3.6 Validation the expression level of 9 MRGs in clinical samples
The expression signature of 9 MRGs were subsequently explored in 30 endometrial cancer clinical specimens. Results demonstrated that UCK2, PHGDH, ACACB, LYPLA2, CYP3F3, GPAT3, CEL, and CKM overexpressed in cancerous tissues while HNMT showed otherwise, which were in accordance with above findings (Figure 10A-I).
3.7 The clinical independence and correlation estimation of the risk signature
Then, we combined the risk model with other clinical factors and performed univariate and multivariate analyses to exam the clinical independency of the model. Results showed that the model was able to serve as an independent prognostic indicator (both P<0.001) (Figure 11A-B). The AUC value of the prognostic model was 0.781, significantly higher than patients’ age (AUC= 0.535) and weight (AUC= 0.633), clinical-stage (AUC= 0.710), tumor grade (AUC= 0.656) and histology (AUC= 0.522), as well as lymph node status (AUC= 0.697)(Figure 11C). Next, we enrolled in the risk scores, the clinical features, and the nine gene expression profiles of EC patients and displayed them in the heatmap (Figure 11D). Interestingly, the clinical characteristics of patients were highly in accordance with the risk level calculated from the model. High-risk subgroup patients were accompanied by late-stage, high grade, serous carcinoma, and more metastatic lymph nodes (Figure 11D-E), which all presented worse outcomes. The correlation between each gene from the prognostic model and the patients' clinical features were also measured. PHGDH, ACACB, HNMT, CYP4F3, and LYPLA2 were shown to significantly associated with patients' prognosis (Figure 11F). Other clinical features of each prognostic MRGs from the signature were presented in Figure S3.

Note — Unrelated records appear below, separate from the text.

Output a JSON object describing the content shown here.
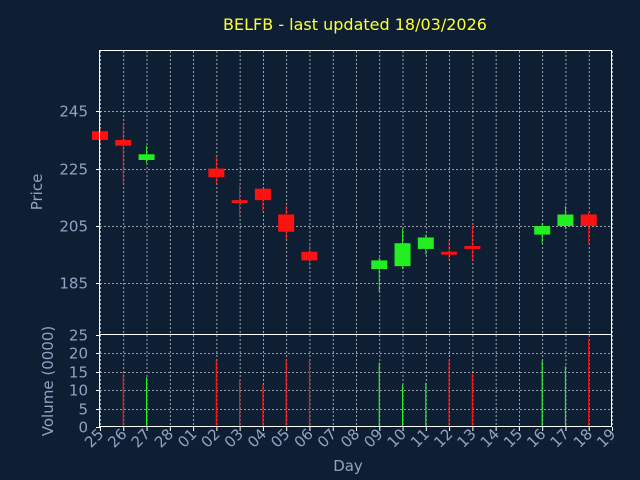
{
  "chart_data": [
    {
      "type": "candlestick",
      "title": "BELFB - last updated 18/03/2026",
      "ylabel": "Price",
      "xlabel": "Day",
      "ylim": [
        167,
        266
      ],
      "yticks": [
        185,
        205,
        225,
        245
      ],
      "grid": true,
      "colors": {
        "up": "#22ee22",
        "down": "#ff1111",
        "background": "#0f1f33",
        "text": "#8fa3c2",
        "title": "#ffff33"
      },
      "x_tick_labels": [
        "25",
        "26",
        "27",
        "28",
        "01",
        "02",
        "03",
        "04",
        "05",
        "06",
        "07",
        "08",
        "09",
        "10",
        "11",
        "12",
        "13",
        "14",
        "15",
        "16",
        "17",
        "18",
        "19"
      ],
      "candles": [
        {
          "slot": 0,
          "open": 238,
          "close": 235,
          "high": 239,
          "low": 234
        },
        {
          "slot": 1,
          "open": 235,
          "close": 233,
          "high": 241,
          "low": 220
        },
        {
          "slot": 2,
          "open": 228,
          "close": 230,
          "high": 233,
          "low": 227
        },
        {
          "slot": 5,
          "open": 225,
          "close": 222,
          "high": 229,
          "low": 220
        },
        {
          "slot": 6,
          "open": 214,
          "close": 213,
          "high": 219,
          "low": 208
        },
        {
          "slot": 7,
          "open": 218,
          "close": 214,
          "high": 218,
          "low": 210
        },
        {
          "slot": 8,
          "open": 209,
          "close": 203,
          "high": 212,
          "low": 200
        },
        {
          "slot": 9,
          "open": 196,
          "close": 193,
          "high": 199,
          "low": 191
        },
        {
          "slot": 12,
          "open": 190,
          "close": 193,
          "high": 194,
          "low": 182
        },
        {
          "slot": 13,
          "open": 191,
          "close": 199,
          "high": 204,
          "low": 190
        },
        {
          "slot": 14,
          "open": 197,
          "close": 201,
          "high": 202,
          "low": 195
        },
        {
          "slot": 15,
          "open": 196,
          "close": 195,
          "high": 200,
          "low": 193
        },
        {
          "slot": 16,
          "open": 198,
          "close": 197,
          "high": 205,
          "low": 193
        },
        {
          "slot": 19,
          "open": 202,
          "close": 205,
          "high": 206,
          "low": 199
        },
        {
          "slot": 20,
          "open": 205,
          "close": 209,
          "high": 212,
          "low": 204
        },
        {
          "slot": 21,
          "open": 209,
          "close": 205,
          "high": 210,
          "low": 199
        }
      ]
    },
    {
      "type": "bar",
      "ylabel": "Volume (0000)",
      "ylim": [
        0,
        25
      ],
      "yticks": [
        0,
        5,
        10,
        15,
        20,
        25
      ],
      "grid": true,
      "volumes": [
        {
          "slot": 1,
          "value": 14.5,
          "direction": "down"
        },
        {
          "slot": 2,
          "value": 13.5,
          "direction": "up"
        },
        {
          "slot": 5,
          "value": 18,
          "direction": "down"
        },
        {
          "slot": 6,
          "value": 13,
          "direction": "down"
        },
        {
          "slot": 7,
          "value": 11.5,
          "direction": "down"
        },
        {
          "slot": 8,
          "value": 18.5,
          "direction": "down"
        },
        {
          "slot": 9,
          "value": 18,
          "direction": "down"
        },
        {
          "slot": 12,
          "value": 17.5,
          "direction": "up"
        },
        {
          "slot": 13,
          "value": 11.5,
          "direction": "up"
        },
        {
          "slot": 14,
          "value": 12,
          "direction": "up"
        },
        {
          "slot": 15,
          "value": 18.5,
          "direction": "down"
        },
        {
          "slot": 16,
          "value": 14.5,
          "direction": "down"
        },
        {
          "slot": 19,
          "value": 18,
          "direction": "up"
        },
        {
          "slot": 20,
          "value": 16.5,
          "direction": "up"
        },
        {
          "slot": 21,
          "value": 24,
          "direction": "down"
        }
      ]
    }
  ]
}
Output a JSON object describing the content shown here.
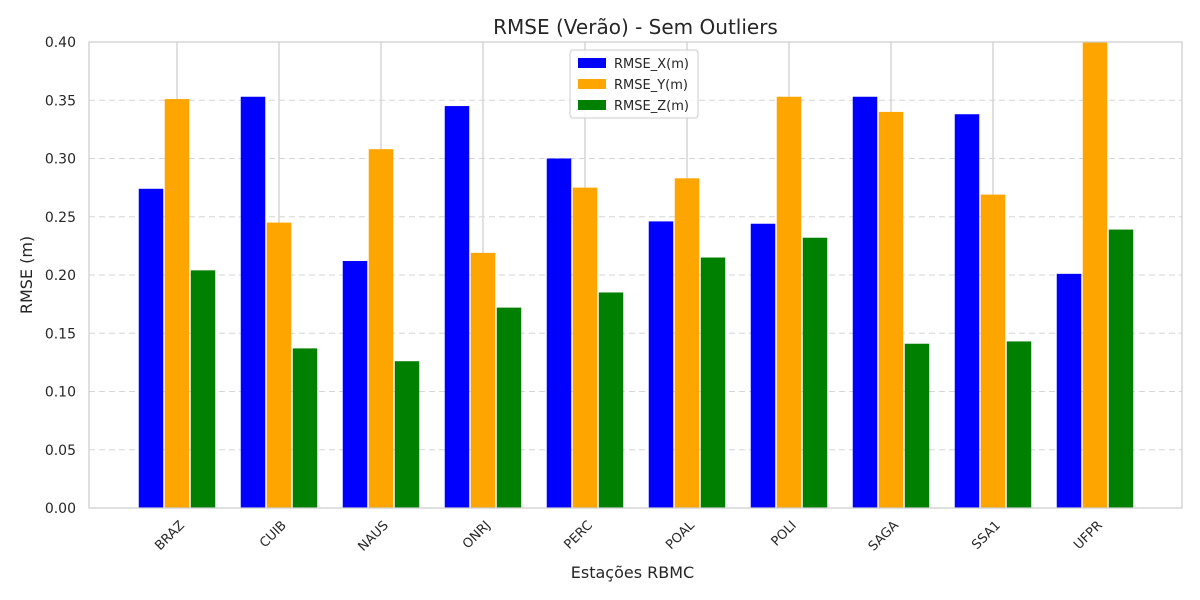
{
  "chart_data": {
    "type": "bar",
    "title": "RMSE (Verão) - Sem Outliers",
    "xlabel": "Estações RBMC",
    "ylabel": "RMSE (m)",
    "ylim": [
      0,
      0.4
    ],
    "yticks": [
      "0.00",
      "0.05",
      "0.10",
      "0.15",
      "0.20",
      "0.25",
      "0.30",
      "0.35",
      "0.40"
    ],
    "categories": [
      "BRAZ",
      "CUIB",
      "NAUS",
      "ONRJ",
      "PERC",
      "POAL",
      "POLI",
      "SAGA",
      "SSA1",
      "UFPR"
    ],
    "series": [
      {
        "name": "RMSE_X(m)",
        "color": "#0000ff",
        "values": [
          0.274,
          0.353,
          0.212,
          0.345,
          0.3,
          0.246,
          0.244,
          0.353,
          0.338,
          0.201
        ]
      },
      {
        "name": "RMSE_Y(m)",
        "color": "#ffa500",
        "values": [
          0.351,
          0.245,
          0.308,
          0.219,
          0.275,
          0.283,
          0.353,
          0.34,
          0.269,
          0.4
        ]
      },
      {
        "name": "RMSE_Z(m)",
        "color": "#008000",
        "values": [
          0.204,
          0.137,
          0.126,
          0.172,
          0.185,
          0.215,
          0.232,
          0.141,
          0.143,
          0.239
        ]
      }
    ],
    "grid": {
      "y": true,
      "y_style": "dashed",
      "x": true
    },
    "legend": "top-center"
  }
}
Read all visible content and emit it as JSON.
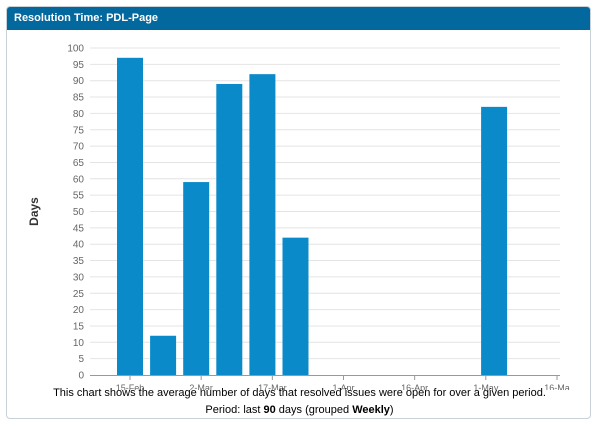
{
  "gadget": {
    "title": "Resolution Time: PDL-Page"
  },
  "caption": {
    "description": "This chart shows the average number of days that resolved issues were open for over a given period.",
    "period_prefix": "Period: last ",
    "period_days": "90",
    "period_middle": " days (grouped ",
    "period_group": "Weekly",
    "period_suffix": ")"
  },
  "colors": {
    "header": "#03689e",
    "bar": "#0a8ac9",
    "grid": "#e4e4e4",
    "axis": "#999999",
    "tick_text": "#666666"
  },
  "chart_data": {
    "type": "bar",
    "ylabel": "Days",
    "xlabel": "",
    "ylim": [
      0,
      100
    ],
    "ytick_step": 5,
    "grid": true,
    "x_tick_labels": [
      "15-Feb",
      "2-Mar",
      "17-Mar",
      "1-Apr",
      "16-Apr",
      "1-May",
      "16-Ma"
    ],
    "bars": [
      {
        "week": 1,
        "value": 97
      },
      {
        "week": 2,
        "value": 12
      },
      {
        "week": 3,
        "value": 59
      },
      {
        "week": 4,
        "value": 89
      },
      {
        "week": 5,
        "value": 92
      },
      {
        "week": 6,
        "value": 42
      },
      {
        "week": 7,
        "value": 0
      },
      {
        "week": 8,
        "value": 0
      },
      {
        "week": 9,
        "value": 0
      },
      {
        "week": 10,
        "value": 0
      },
      {
        "week": 11,
        "value": 0
      },
      {
        "week": 12,
        "value": 82
      },
      {
        "week": 13,
        "value": 0
      }
    ]
  }
}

3.8 Nomogram building and validation
Based on patients' risk scores and clinical features, we built a comprehensive prognostic nomogram to estimate EC patients' survival probability for 5 years based on the TCGA entire set. Seven independent prognostic parameters, including metabolic risk signature and age, grade, weight, histology, stage as well as lymph node status, were integrated into the nomogram (Figure 12A). The calibration plots show excellent consistency between the nomogram prediction and actual observation in terms of the 3- and 5-year survival rates in the TCGA cohort (Figure 12B-C).